Journal RESO n° 233
Février 2024
Mis en ligne le 8 février 2024

Au sommaire ce mois-ci :

p.1 et 2 : L’édito / p.2 : International / p.3 à 6 : Place au débat : un prof d’économie de gauche qui perd le nord / p.7 : Actualités sociales / p. 8 : Coup de gueule : colère des agriculteurs : et si on cessait les faux-semblants ? »

L’édito de Pierre Kerdraon

Les rumeurs se sont révélées fondées : c’est donc bien Gabriel Attal qui a été nommé Premier ministre. Malgré le « en même temps » de 2017, malgré le fait qu’Attal a été membre pendant 10 ans du Parti socialiste, son discours de politique générale du 30 janvier a révélé la réalité : il s’agit d’un homme de droite, très marqué par l’ultralibéralisme cher à Macron. Ses premières annonces ne laissent aucun doute à ce sujet, comme sa volonté de remplacer l’allocation spécifique de solidarité, créée il y a quarante ans, par le régime de solidarité active (RSA), alors même que ses bénéficiaires – chômeurs n’ayant plus de droits -ont pour beaucoup plus de 50 ans et n’ont que peu de chance de retrouver un emploi.
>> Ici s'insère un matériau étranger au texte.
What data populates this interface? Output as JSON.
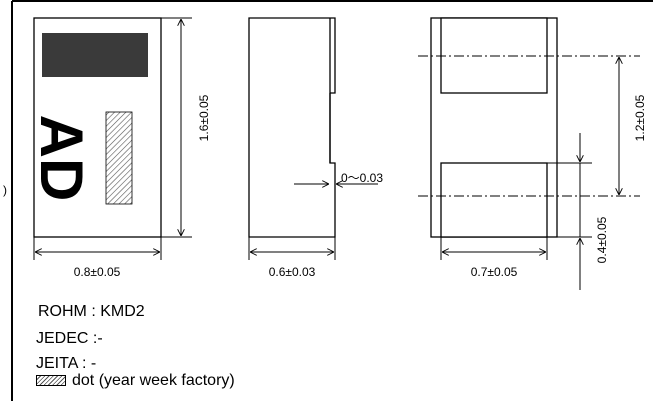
{
  "dimensions": {
    "width_front": "0.8±0.05",
    "height_front": "1.6±0.05",
    "width_side": "0.6±0.03",
    "step_side": "0〜0.03",
    "width_bottom": "0.7±0.05",
    "pad_spacing": "1.2±0.05",
    "pad_length": "0.4±0.05"
  },
  "marking": {
    "text": "AD"
  },
  "info": {
    "rohm": "ROHM : KMD2",
    "jedec": "JEDEC :-",
    "jeita": "JEITA : -",
    "legend": "dot (year week factory)"
  },
  "left_edge_fragment": ")",
  "colors": {
    "body_mark": "#3a3a3a",
    "line": "#000000"
  }
}
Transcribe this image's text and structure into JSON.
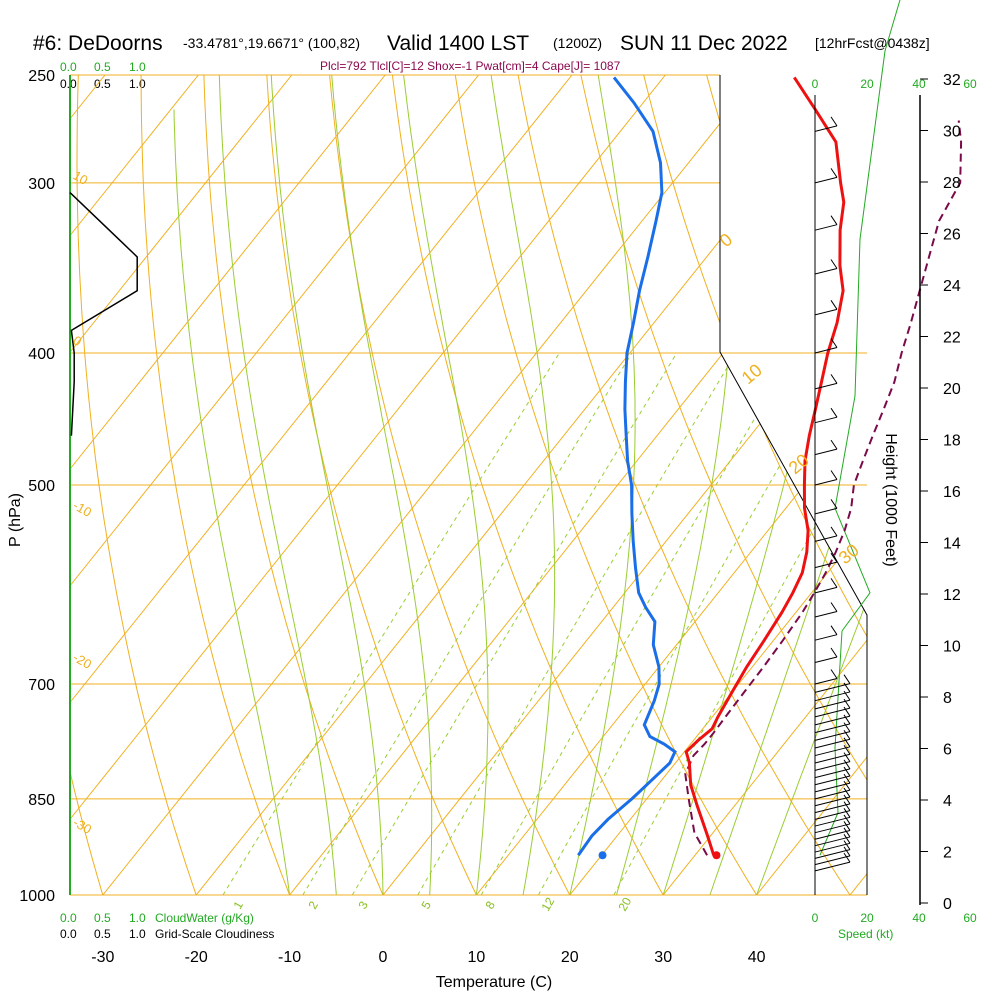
{
  "header": {
    "station": "#6: DeDoorns",
    "coords": "-33.4781°,19.6671° (100,82)",
    "valid": "Valid 1400 LST",
    "utc": "(1200Z)",
    "date": "SUN 11 Dec 2022",
    "forecast": "[12hrFcst@0438z]",
    "params": "Plcl=792 Tlcl[C]=12 Shox=-1 Pwat[cm]=4 Cape[J]= 1087"
  },
  "labels": {
    "p_axis": "P (hPa)",
    "t_axis": "Temperature (C)",
    "h_axis": "Height (1000 Feet)",
    "cloudwater": "CloudWater (g/Kg)",
    "cloudiness": "Grid-Scale Cloudiness",
    "speed": "Speed (kt)",
    "scale_a": "0.0",
    "scale_b": "0.5",
    "scale_c": "1.0"
  },
  "colors": {
    "temperature": "#ee1111",
    "dewpoint": "#1a6ee8",
    "parcel": "#7a0a4a",
    "isobar_isotherm": "#f0b020",
    "adiabat": "#9acd32",
    "height_scale": "#22aa22"
  },
  "chart_data": {
    "type": "line",
    "subtype": "skew-T log-P sounding",
    "x_axis": {
      "label": "Temperature (C)",
      "ticks": [
        -30,
        -20,
        -10,
        0,
        10,
        20,
        30,
        40
      ],
      "range": [
        -34,
        46
      ]
    },
    "y_axis": {
      "label": "P (hPa)",
      "ticks": [
        250,
        300,
        400,
        500,
        700,
        850,
        1000
      ],
      "range": [
        1000,
        250
      ],
      "scale": "log"
    },
    "height_axis": {
      "label": "Height (1000 Feet)",
      "ticks": [
        0,
        2,
        4,
        6,
        8,
        10,
        12,
        14,
        16,
        18,
        20,
        22,
        24,
        26,
        28,
        30,
        32
      ]
    },
    "isotherm_labels": [
      "10",
      "0",
      "-10",
      "-20",
      "-30",
      "0",
      "10",
      "20",
      "30"
    ],
    "mixing_ratio_labels": [
      "1",
      "2",
      "3",
      "5",
      "8",
      "12",
      "20"
    ],
    "cloud_scale_ticks": [
      "0.0",
      "0.5",
      "1.0"
    ],
    "speed_ticks": [
      "0",
      "20",
      "40",
      "60"
    ],
    "surface_temperature": 32.3,
    "surface_dewpoint": 20.1,
    "series": [
      {
        "name": "Temperature",
        "points": [
          [
            32,
            935
          ],
          [
            29.7,
            905
          ],
          [
            26,
            860
          ],
          [
            23.5,
            830
          ],
          [
            21.5,
            800
          ],
          [
            20.2,
            785
          ],
          [
            20.5,
            770
          ],
          [
            21,
            755
          ],
          [
            20.6,
            740
          ],
          [
            20,
            710
          ],
          [
            19.4,
            680
          ],
          [
            19,
            650
          ],
          [
            18.5,
            620
          ],
          [
            18,
            600
          ],
          [
            17.3,
            580
          ],
          [
            16,
            560
          ],
          [
            14.3,
            540
          ],
          [
            12,
            520
          ],
          [
            10,
            500
          ],
          [
            8,
            480
          ],
          [
            6.3,
            460
          ],
          [
            4.7,
            440
          ],
          [
            3,
            420
          ],
          [
            1.2,
            400
          ],
          [
            -0.4,
            380
          ],
          [
            -2.5,
            360
          ],
          [
            -5,
            345
          ],
          [
            -8,
            325
          ],
          [
            -10,
            310
          ],
          [
            -12,
            300
          ],
          [
            -16,
            280
          ],
          [
            -21,
            265
          ],
          [
            -26,
            251
          ]
        ]
      },
      {
        "name": "Dewpoint",
        "points": [
          [
            17.5,
            935
          ],
          [
            17.3,
            905
          ],
          [
            17.6,
            880
          ],
          [
            18.4,
            850
          ],
          [
            19.4,
            800
          ],
          [
            19,
            785
          ],
          [
            17.2,
            775
          ],
          [
            15,
            765
          ],
          [
            13.4,
            750
          ],
          [
            12.4,
            720
          ],
          [
            11.5,
            700
          ],
          [
            10,
            680
          ],
          [
            7.5,
            655
          ],
          [
            5.7,
            630
          ],
          [
            3.5,
            615
          ],
          [
            1.5,
            600
          ],
          [
            -1,
            575
          ],
          [
            -3.5,
            550
          ],
          [
            -6,
            525
          ],
          [
            -8.5,
            500
          ],
          [
            -11,
            480
          ],
          [
            -13.3,
            460
          ],
          [
            -15.7,
            440
          ],
          [
            -18,
            420
          ],
          [
            -20.3,
            400
          ],
          [
            -22.2,
            380
          ],
          [
            -24.3,
            360
          ],
          [
            -26.3,
            340
          ],
          [
            -28.5,
            320
          ],
          [
            -30.3,
            305
          ],
          [
            -33,
            290
          ],
          [
            -36.5,
            275
          ],
          [
            -41,
            262
          ],
          [
            -45.3,
            251
          ]
        ]
      },
      {
        "name": "Parcel",
        "points": [
          [
            31.3,
            935
          ],
          [
            28,
            900
          ],
          [
            24.5,
            850
          ],
          [
            22,
            815
          ],
          [
            21.3,
            790
          ],
          [
            21.5,
            775
          ],
          [
            21.5,
            760
          ],
          [
            21.4,
            740
          ],
          [
            21.3,
            710
          ],
          [
            21.2,
            680
          ],
          [
            21,
            650
          ],
          [
            20.7,
            620
          ],
          [
            20.3,
            600
          ],
          [
            19.8,
            580
          ],
          [
            19.1,
            560
          ],
          [
            18.2,
            540
          ],
          [
            17,
            520
          ],
          [
            15.3,
            500
          ],
          [
            14.2,
            480
          ],
          [
            13.1,
            460
          ],
          [
            12,
            440
          ],
          [
            10.8,
            420
          ],
          [
            9.1,
            400
          ],
          [
            7.5,
            380
          ],
          [
            5.7,
            360
          ],
          [
            3.8,
            340
          ],
          [
            1.8,
            320
          ],
          [
            0.8,
            300
          ],
          [
            -2.6,
            280
          ],
          [
            -4.7,
            270
          ]
        ]
      }
    ],
    "cloud_profile_fraction": [
      [
        0.0,
        305
      ],
      [
        0.48,
        340
      ],
      [
        0.48,
        360
      ],
      [
        0.01,
        385
      ],
      [
        0.03,
        400
      ],
      [
        0.03,
        420
      ],
      [
        0.01,
        460
      ]
    ],
    "height_curve": [
      [
        820,
        935
      ],
      [
        838,
        870
      ],
      [
        835,
        780
      ],
      [
        842,
        640
      ],
      [
        870,
        600
      ],
      [
        835,
        520
      ],
      [
        855,
        430
      ],
      [
        860,
        330
      ],
      [
        885,
        240
      ],
      [
        935,
        180
      ],
      [
        945,
        150
      ],
      [
        935,
        110
      ],
      [
        925,
        85
      ]
    ]
  }
}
Nul doute que si cette mesure est mise en place, cela va encore accroître le nombre de personnes en dessous du seuil de pauvreté, qui a explosé depuis l’arrivée de Macron au pouvoir. Sans compter que ce sera encore un transfert de charges de l’Etat vers les départements. Autre mesure annoncée, celle de remplacer une partie du parc de logements sociaux par des logements de type intermédiaire, ce qui aura pour effet de rendre encore plus difficile l’accès des personnes en situation de précarité à des logements sociaux, voire très sociaux. A cela s’ajoutent les décisions sur l’augmentation de la fiscalité sur l’énergie ou l’augmentation du reste à charge pour les patients. Et Bruno Lemaire, ministre de l’économie, annonce des mesures encore pires en 2025 avec l’objectif d’une réduction importante du déficit public qui se traduira forcément par moins de moyens pour l’action publique. Ceci sans compter les mesures visant à tenter d’apaiser la grogne sociale en cette année d’élections européennes.

A peine arrivé au poste de Premier ministre, Gabriel Attal est amené à faire face à une fronde du monde agricole, confronté à la fois pour une partie des agriculteurs à des difficultés liées aux revenus qui baissent en particulier du fait des accords de libre-échange mais aussi à sa survie dans les années qui viennent, notamment du fait du changement climatique. En 30 ans, le nombre d’agriculteurs a été divisé par deux et la moitié des agriculteurs d’aujourd’hui prendra sa retraite dans les années qui viennent. Même si certains syndicats ont appelé les tracteurs à rentrer dans leurs fermes, il ne faudrait pas croire que la crise est terminée. Le mouvement de solidarité qui s’est exprimé à travers le pays a dopé les agriculteurs qui ne se satisferont pas de promesses et de mesurettes. Et ce d’autant que le salon de l’agriculture a lieu dans quelques jours et que les élections européennes auront lieu au mois de juin.

Autre point en exergue en ce début d’année : l’éducation. Il ne fait pas de doute que la nomination d’Amélie Oudéa-Castéra à l’éducation constitue pour une bonne part de ce ministère, y compris pour des responsables administratifs comme le recteur de Paris, une forme de provocation. (...)

Dénigrement de l’école publique au profit de l’école privée catholique, mise en cause de la politique du recteur de Paris pour plus de mixité sociale, Amélie Oudéa-Castéra s’illustre par une attitude délibérément rétrograde. Ce qui se joue dans les mois et années qui viennent est de savoir si on veut une école républicaine au profit de tous comme l’a mise en place il y a un siècle Jules Ferry ou si, au contraire, on veut une école pour les plus riches et une autre pour les autres, à l’image de ce qui se passe aux Etats-Unis.

Au moment où j’écris ces lignes, on apprend une nouvelle attaque d’un déséquilibré contre des voyageurs gare de Lyon à Paris. Cela m’amène à rappeler le dur travail de la coordination pour une meilleure prise en compte de la psychiatrie alors que la prise en charge des personnes souffrant de troubles psychiques est de plus en plus compliquée avec une diminution depuis 20 ans du nombre des hôpitaux psychiatriques et d’un manque criant de médecins et de personnels hospitaliers comme pour l’ensemble de l’hôpital public.

Au final, on voit bien que c’est l’ensemble de la société qui est prêt à exploser. On l’a vu avec la réforme des retraites, il y a une forte défiance dans ce pays vis-à-vis de Macron. Ce n’est pas la nomination d’un jeune Premier ministre qui changera les choses si la politique menée reste aussi inégalitaire et aussi peu faite en faveur du plus grand nombre.